Ya está, llegó la hora de la verdad. El proyecto de ley de radiodifusión ya no es “ante”, ya no es “borrador”, ya está en el Congreso. Es tan sencillo como que es ahora o nunca. La escuela es un gran medio de comunicación. Enorme y efectivo. No para imponer una idea, sino para favorecer el debate en su real complejidad. Si la escuela no lo hace, si no lo hacen los docentes, los directivos, los propios alumnos con su pensamiento, con su opinión, los padres y todos quienes integran lo que llamamos “la comunidad educativa”, lo harán los medios con sus simplificaciones: Argentina-Venezuela, medios K-libertad de expresión, Kirchner contra Clarín. Como lo vienen haciendo desde hace demasiado tiempo con tantos otros temas, como tal vez nos hayamos acostumbrado a que lo hagan.

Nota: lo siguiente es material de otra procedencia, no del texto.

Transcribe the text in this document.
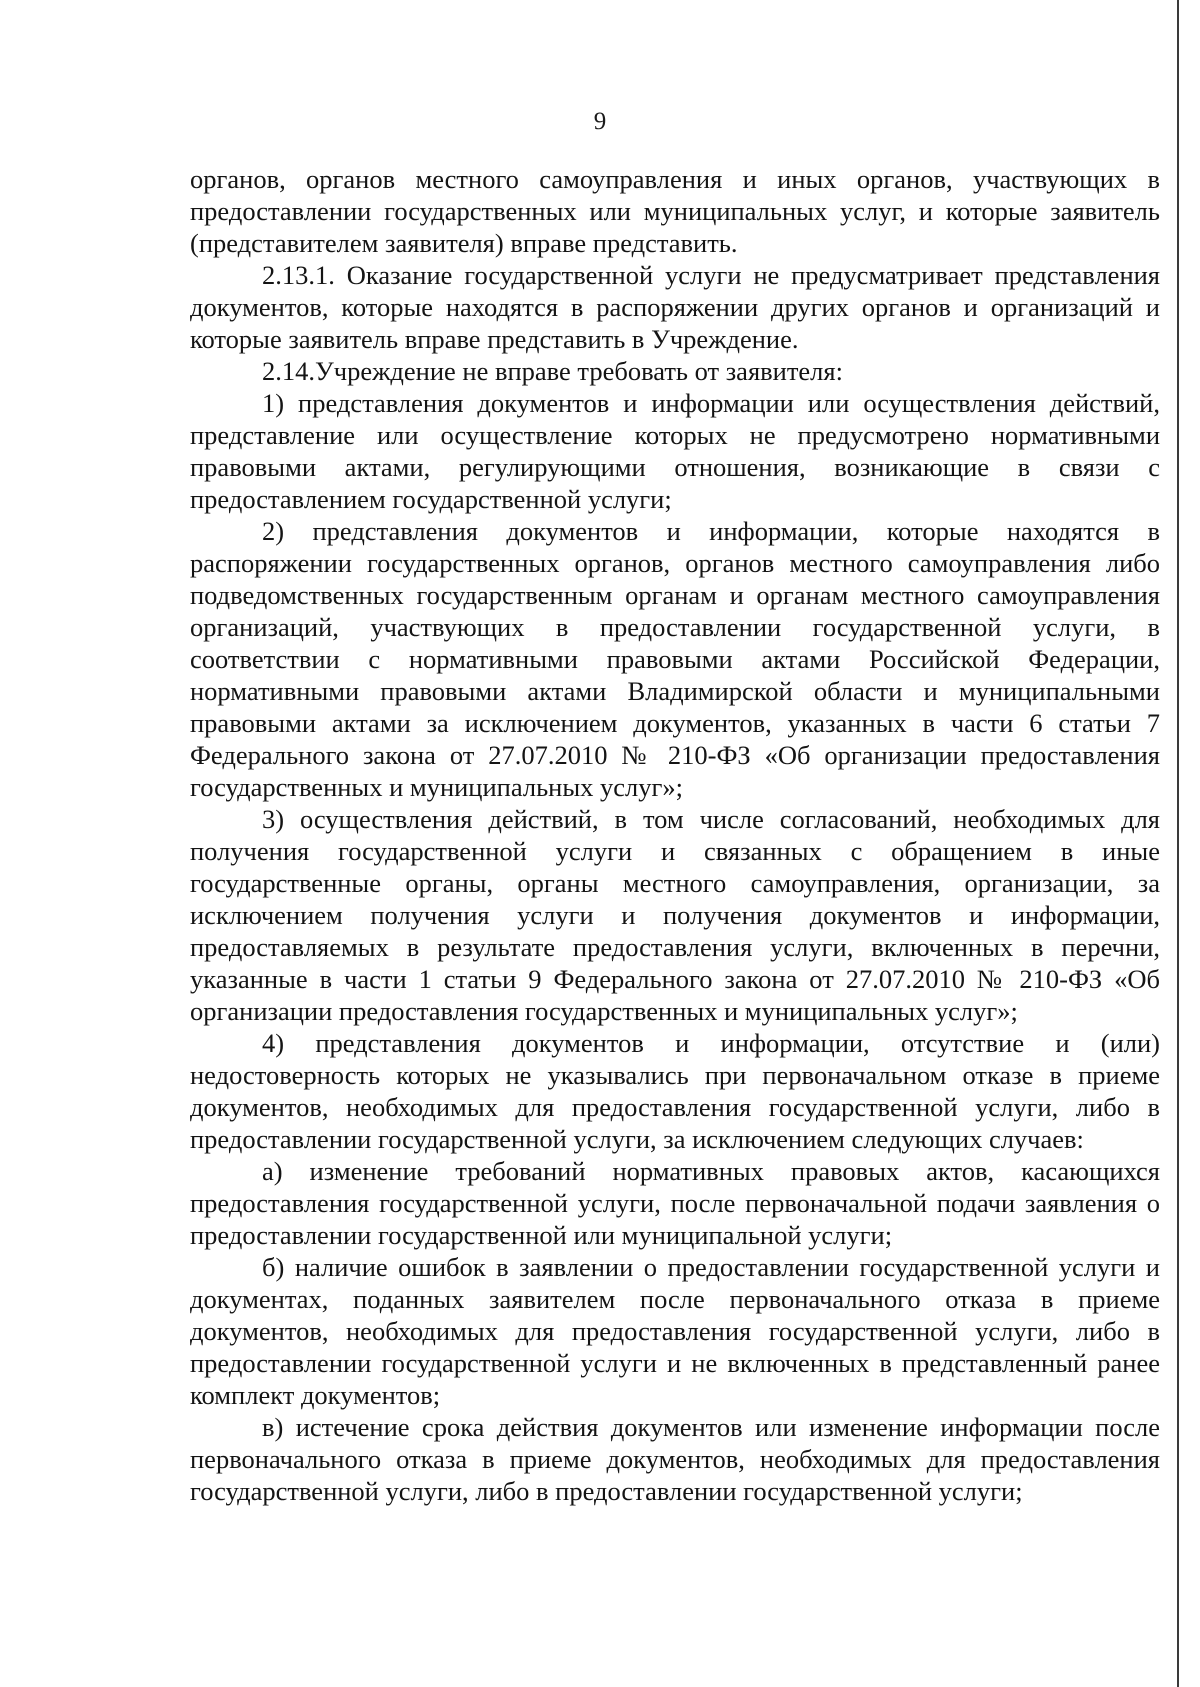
9

органов, органов местного самоуправления и иных органов, участвующих в предоставлении государственных или муниципальных услуг, и которые заявитель (представителем заявителя) вправе представить.

2.13.1. Оказание государственной услуги не предусматривает представления документов, которые находятся в распоряжении других органов и организаций и которые заявитель вправе представить в Учреждение.

2.14.Учреждение не вправе требовать от заявителя:

1) представления документов и информации или осуществления действий, представление или осуществление которых не предусмотрено нормативными правовыми актами, регулирующими отношения, возникающие в связи с предоставлением государственной услуги;

2) представления документов и информации, которые находятся в распоряжении государственных органов, органов местного самоуправления либо подведомственных государственным органам и органам местного самоуправления организаций, участвующих в предоставлении государственной услуги, в соответствии с нормативными правовыми актами Российской Федерации, нормативными правовыми актами Владимирской области и муниципальными правовыми актами за исключением документов, указанных в части 6 статьи 7 Федерального закона от 27.07.2010 № 210-ФЗ «Об организации предоставления государственных и муниципальных услуг»;

3) осуществления действий, в том числе согласований, необходимых для получения государственной услуги и связанных с обращением в иные государственные органы, органы местного самоуправления, организации, за исключением получения услуги и получения документов и информации, предоставляемых в результате предоставления услуги, включенных в перечни, указанные в части 1 статьи 9 Федерального закона от 27.07.2010 № 210-ФЗ «Об организации предоставления государственных и муниципальных услуг»;

4) представления документов и информации, отсутствие и (или) недостоверность которых не указывались при первоначальном отказе в приеме документов, необходимых для предоставления государственной услуги, либо в предоставлении государственной услуги, за исключением следующих случаев:

а) изменение требований нормативных правовых актов, касающихся предоставления государственной услуги, после первоначальной подачи заявления о предоставлении государственной или муниципальной услуги;

б) наличие ошибок в заявлении о предоставлении государственной услуги и документах, поданных заявителем после первоначального отказа в приеме документов, необходимых для предоставления государственной услуги, либо в предоставлении государственной услуги и не включенных в представленный ранее комплект документов;

в) истечение срока действия документов или изменение информации после первоначального отказа в приеме документов, необходимых для предоставления государственной услуги, либо в предоставлении государственной услуги;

Se trata nada menos que de una ley bisagra para los próximos treinta años. Para saber si la mayoría de nosotros tendremos el derecho a pensar, hablar, ser partícipes de la vida en sociedad, ser en definitiva ciudadanos, y si lo podrán hacer nuestros hijos. O si sólo lo podrá seguir haciendo un grupo reducido de grandes propietarios. Y sus hijos, claro.